Dipinge santi (l’amichevole beato Pio Campidelli esposto a Santo Marino, Santa Chiara e San Francesco protagonisti della lunetta del soffitto del Monastero di Santa Chiara a Valdragone di San Marino), e con stile piacevole, profondità e ariosità dà vita a scene piene di colore s serenità. Manifesta contenuti soffusi di grazia nella semplicità.

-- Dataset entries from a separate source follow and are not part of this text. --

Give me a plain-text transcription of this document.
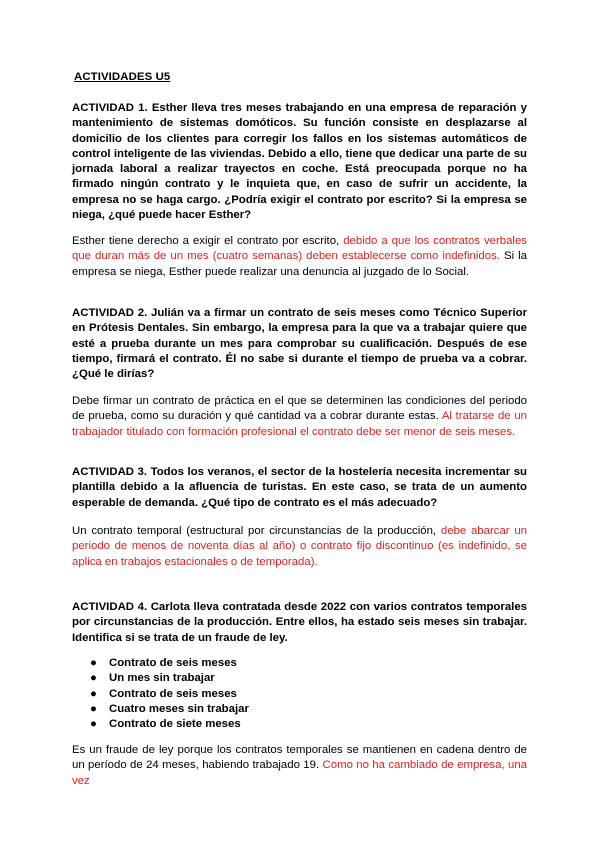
ACTIVIDADES U5
ACTIVIDAD 1. Esther lleva tres meses trabajando en una empresa de reparación y mantenimiento de sistemas domóticos. Su función consiste en desplazarse al domicilio de los clientes para corregir los fallos en los sistemas automáticos de control inteligente de las viviendas. Debido a ello, tiene que dedicar una parte de su jornada laboral a realizar trayectos en coche. Está preocupada porque no ha firmado ningún contrato y le inquieta que, en caso de sufrir un accidente, la empresa no se haga cargo. ¿Podría exigir el contrato por escrito? Si la empresa se niega, ¿qué puede hacer Esther?
Esther tiene derecho a exigir el contrato por escrito, debido a que los contratos verbales que duran más de un mes (cuatro semanas) deben establecerse como indefinidos. Si la empresa se niega, Esther puede realizar una denuncia al juzgado de lo Social.
ACTIVIDAD 2. Julián va a firmar un contrato de seis meses como Técnico Superior en Prótesis Dentales. Sin embargo, la empresa para la que va a trabajar quiere que esté a prueba durante un mes para comprobar su cualificación. Después de ese tiempo, firmará el contrato. Él no sabe si durante el tiempo de prueba va a cobrar. ¿Qué le dirías?
Debe firmar un contrato de práctica en el que se determinen las condiciones del periodo de prueba, como su duración y qué cantidad va a cobrar durante estas. Al tratarse de un trabajador titulado con formación profesional el contrato debe ser menor de seis meses.
ACTIVIDAD 3. Todos los veranos, el sector de la hostelería necesita incrementar su plantilla debido a la afluencia de turistas. En este caso, se trata de un aumento esperable de demanda. ¿Qué tipo de contrato es el más adecuado?
Un contrato temporal (estructural por circunstancias de la producción, debe abarcar un periodo de menos de noventa días al año) o contrato fijo discontinuo (es indefinido, se aplica en trabajos estacionales o de temporada).
ACTIVIDAD 4. Carlota lleva contratada desde 2022 con varios contratos temporales por circunstancias de la producción. Entre ellos, ha estado seis meses sin trabajar. Identifica si se trata de un fraude de ley.
● Contrato de seis meses
● Un mes sin trabajar
● Contrato de seis meses
● Cuatro meses sin trabajar
● Contrato de siete meses
Es un fraude de ley porque los contratos temporales se mantienen en cadena dentro de un período de 24 meses, habiendo trabajado 19. Como no ha cambiado de empresa, una vez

Nell’affrontare il soggetto sacro, Bellini non scansa la sofferenza e il dolore, anche nel suo atto più indicibile: la croce. “La Crocifissione (Gesù e i ladroni) del 1988, è un esempio di come, anche nell’ora del dolore, attraverso la sua pittura Bellini riesce ad esprimere una luce di speranza in messaggi d’amore.

Scrivendo circa “Il Salvatore, la parola che libera”, dipinto esposto nella sua chiesa parrocchiale di Corpolò, l’allora Vescovo di Rimini mons. Giovanni Locatelli la definiva “un testo di catechismo”, che aiuta “a capire come la Parola è tutto: sicurezza, pace, liberazione e gioia”.